The amount of money you'll get each month from Social Security is based on your 35 highest-earning years, indexed for inflation. So, it's tough to determine how much you'll get from Social Security by simply knowing how much you make now. However, by knowing how your Social Security benefit is determined, and by making a few assumptions about your future income, you can get a good ballpark estimate.
How Social Security benefits are calculated
As I mentioned in the introduction, your Social Security benefit depends on your 35 highest-earning years when indexed for inflation, up to a certain taxable maximum each year. In 2017, Social Security taxes are only assessed on earned income up to $127,200, so this is the maximum amount of income that will be considered for 2017 when calculating your future benefit.
Your top 35 years are then averaged together and divided by 12 to produce your lifetime monthly average earnings. This is then applied to a formula to determine your initial retirement benefit. As of 2017, this formula is:
- 90% of the first $885
- 32% of the amount between $885 and $5,336
- 15% of the amount above $5,336
If you make $120,000, here's your calculated monthly benefit
As I said, without knowing your past and future earnings, it's difficult to estimate how much your future Social Security retirement benefit will be. Having said that, here's a ballpark estimate if you expect to make about $120,000 (in 2017 dollars) throughout your career.
Assuming that you earn an inflation-adjusted $120,000 for at least 35 years, and that the maximum taxable Social Security wage base is $120,000 or higher during these years, this would translate to a lifetime monthly average of $10,000.
According to the Social Security benefit formula in the previous section, this would produce an initial monthly benefit of $2,920 at full retirement age.
But wait -- that's more than the maximum possible benefit
The maximum possible monthly benefit for someone who claims Social Security at full retirement age in 2017 is $2,687 per month. You'll notice that the calculated benefit if you earn an inflation-adjusted $120,000 per year throughout your career is $233 more than the maximum possible benefit.
I won't get too deep into the mathematics here, but the short version is that in previous years, the maximum taxable Social Security wages were less than the 2017 equivalent of $120,000. Just to name one example, the maximum taxable Social Security wages in 1990 was $51,300. The Social Security Administration uses an inflation factor of 2.29 for that year, which translates to an inflation-adjusted maximum of $117,447. In other words, if you had earned $120,000 (in 2017 dollars) in 1990, not all of your income would be counted.

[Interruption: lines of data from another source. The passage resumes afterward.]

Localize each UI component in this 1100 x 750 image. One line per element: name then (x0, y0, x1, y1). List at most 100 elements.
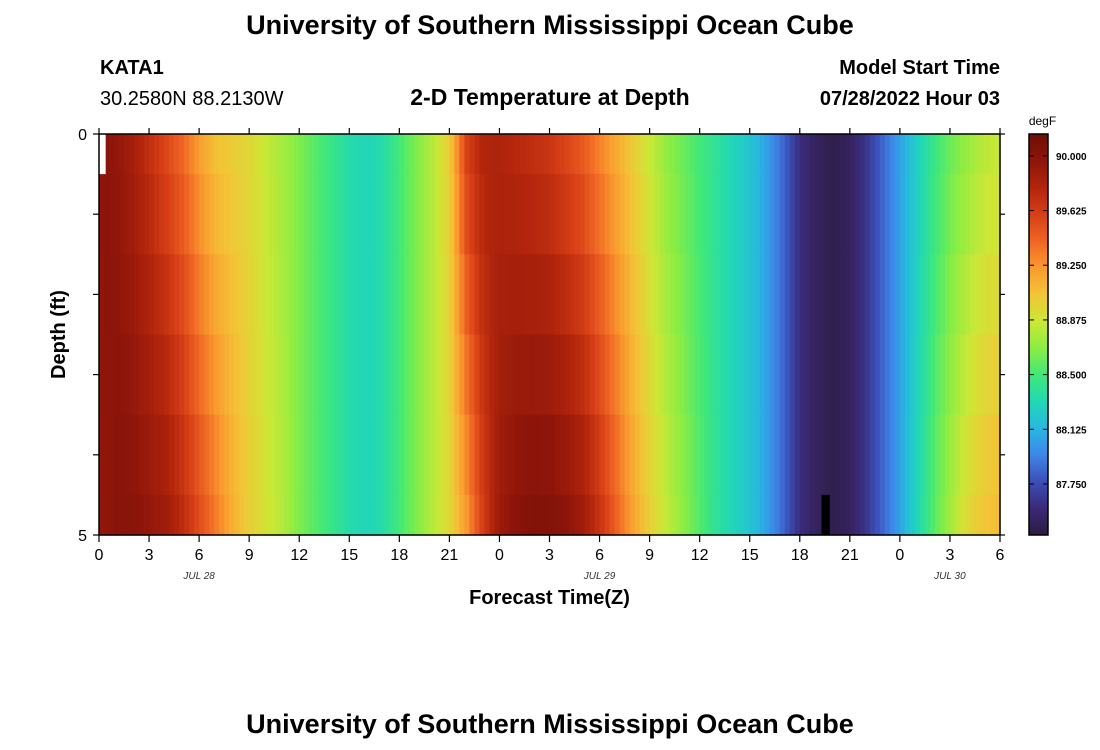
heatmap-cell (449, 174, 455, 255)
heatmap-cell (599, 134, 606, 175)
heatmap-cell (654, 334, 661, 416)
heatmap-cell (209, 254, 215, 336)
heatmap-cell (364, 414, 370, 496)
heatmap-cell (694, 174, 701, 255)
heatmap-cell (944, 254, 951, 336)
heatmap-cell (659, 414, 666, 496)
heatmap-cell (609, 254, 616, 336)
heatmap-cell (924, 414, 931, 496)
heatmap-cell (309, 494, 315, 536)
heatmap-cell (859, 134, 866, 175)
heatmap-cell (719, 334, 726, 416)
heatmap-cell (364, 174, 370, 255)
heatmap-cell (169, 134, 175, 175)
heatmap-cell (289, 134, 295, 175)
heatmap-cell (454, 334, 460, 416)
heatmap-cell (569, 494, 576, 536)
heatmap-cell (894, 134, 901, 175)
heatmap-cell (509, 134, 516, 175)
heatmap-cell (884, 254, 891, 336)
heatmap-cell (749, 254, 756, 336)
heatmap-cell (519, 254, 526, 336)
heatmap-cell (354, 494, 360, 536)
heatmap-cell (349, 414, 355, 496)
heatmap-cell (294, 334, 300, 416)
heatmap-cell (509, 254, 516, 336)
heatmap-cell (189, 334, 195, 416)
heatmap-cell (734, 174, 741, 255)
heatmap-cell (444, 414, 450, 496)
heatmap-cell (989, 414, 996, 496)
heatmap-cell (844, 254, 851, 336)
heatmap-cell (484, 334, 491, 416)
heatmap-cell (619, 494, 626, 536)
heatmap-cell (299, 134, 305, 175)
heatmap-cell (634, 254, 641, 336)
heatmap-cell (714, 174, 721, 255)
heatmap-cell (924, 334, 931, 416)
heatmap-cell (584, 174, 591, 255)
heatmap-cell (529, 134, 536, 175)
heatmap-cell (969, 414, 976, 496)
heatmap-cell (819, 414, 826, 496)
heatmap-cell (694, 134, 701, 175)
heatmap-cell (164, 254, 170, 336)
heatmap-cell (274, 254, 280, 336)
heatmap-cell (984, 494, 991, 536)
heatmap-cell (904, 334, 911, 416)
heatmap-cell (314, 174, 320, 255)
heatmap-cell (759, 174, 766, 255)
heatmap-cell (154, 134, 160, 175)
colorbar-tick-label: 88.875 (1056, 316, 1087, 327)
heatmap-cell (394, 134, 400, 175)
heatmap-cell (714, 494, 721, 536)
heatmap-cell (564, 174, 571, 255)
heatmap-cell (819, 254, 826, 336)
heatmap-cell (674, 494, 681, 536)
heatmap-cell (624, 334, 631, 416)
heatmap-cell (849, 494, 856, 536)
heatmap-cell (574, 174, 581, 255)
heatmap-cell (519, 494, 526, 536)
heatmap-cell (379, 134, 385, 175)
heatmap-cell (459, 494, 466, 536)
heatmap-cell (99, 414, 105, 496)
x-tick-label: 0 (895, 547, 904, 564)
heatmap-cell (759, 134, 766, 175)
heatmap-cell (209, 494, 215, 536)
heatmap-cell (779, 414, 786, 496)
heatmap-cell (609, 414, 616, 496)
colorbar-tick-label: 87.750 (1056, 480, 1087, 491)
heatmap-cell (579, 494, 586, 536)
heatmap-cell (544, 174, 551, 255)
heatmap-cell (284, 414, 290, 496)
heatmap-cell (749, 134, 756, 175)
heatmap-cell (129, 134, 135, 175)
x-axis-ticks: 0 3 6 9 12 15 18 21 0 3 6 9 12 15 18 21 0 3 6 JUL 28 JUL 29 J… (95, 128, 1005, 582)
heatmap-cell (609, 134, 616, 175)
heatmap-cell (399, 494, 405, 536)
heatmap-cell (164, 494, 170, 536)
heatmap-cell (444, 134, 450, 175)
heatmap-cell (164, 174, 170, 255)
heatmap-cell (474, 494, 481, 536)
heatmap-cell (254, 174, 260, 255)
heatmap-cell (819, 334, 826, 416)
heatmap-cell (399, 174, 405, 255)
heatmap-cell (929, 254, 936, 336)
heatmap-cell (374, 254, 380, 336)
heatmap-cell (534, 254, 541, 336)
heatmap-cell (494, 494, 501, 536)
heatmap-cell (469, 414, 476, 496)
heatmap-cell (359, 254, 365, 336)
heatmap-cell (989, 494, 996, 536)
heatmap-cell (419, 174, 425, 255)
heatmap-cell (249, 494, 255, 536)
heatmap-cell (604, 174, 611, 255)
heatmap-cell (189, 494, 195, 536)
heatmap-cell (439, 134, 445, 175)
heatmap-cell (689, 254, 696, 336)
heatmap-cell (604, 334, 611, 416)
heatmap-cell (979, 494, 986, 536)
heatmap-cell (819, 134, 826, 175)
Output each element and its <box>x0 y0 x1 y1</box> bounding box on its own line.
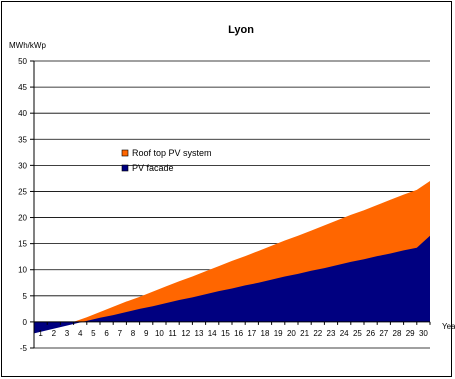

In fact, the inflation-adjusted wage cap was below $120,000 in nearly all previous years. The taxable earnings limit is adjusted over time to keep up with wage growth, so it remains to be seen whether the limit will remain at or above an inflation-adjusted $120,000 going forward.
The point is that if you earned $120,000 per year for the past 35 years, thanks to the annual maximum taxable wage limits, the maximum Social Security benefit you could get at full retirement age is $2,687.
For a better estimate
As I mentioned, it's tough to estimate your future Social Security benefit based on just one year's earnings.
For a better estimate, it's a smart idea to create an account at www.ssa.gov if you haven't done so already. From there, you can view your most recent Social Security statement, which will give you an estimate of your Social Security benefit based on your actual work history and expected salary increases. You'll also find other important information, such as eligibility for disability and survivor benefits, so it's a smart idea to take a few minutes and check your Social Security statement each year for an updated estimate.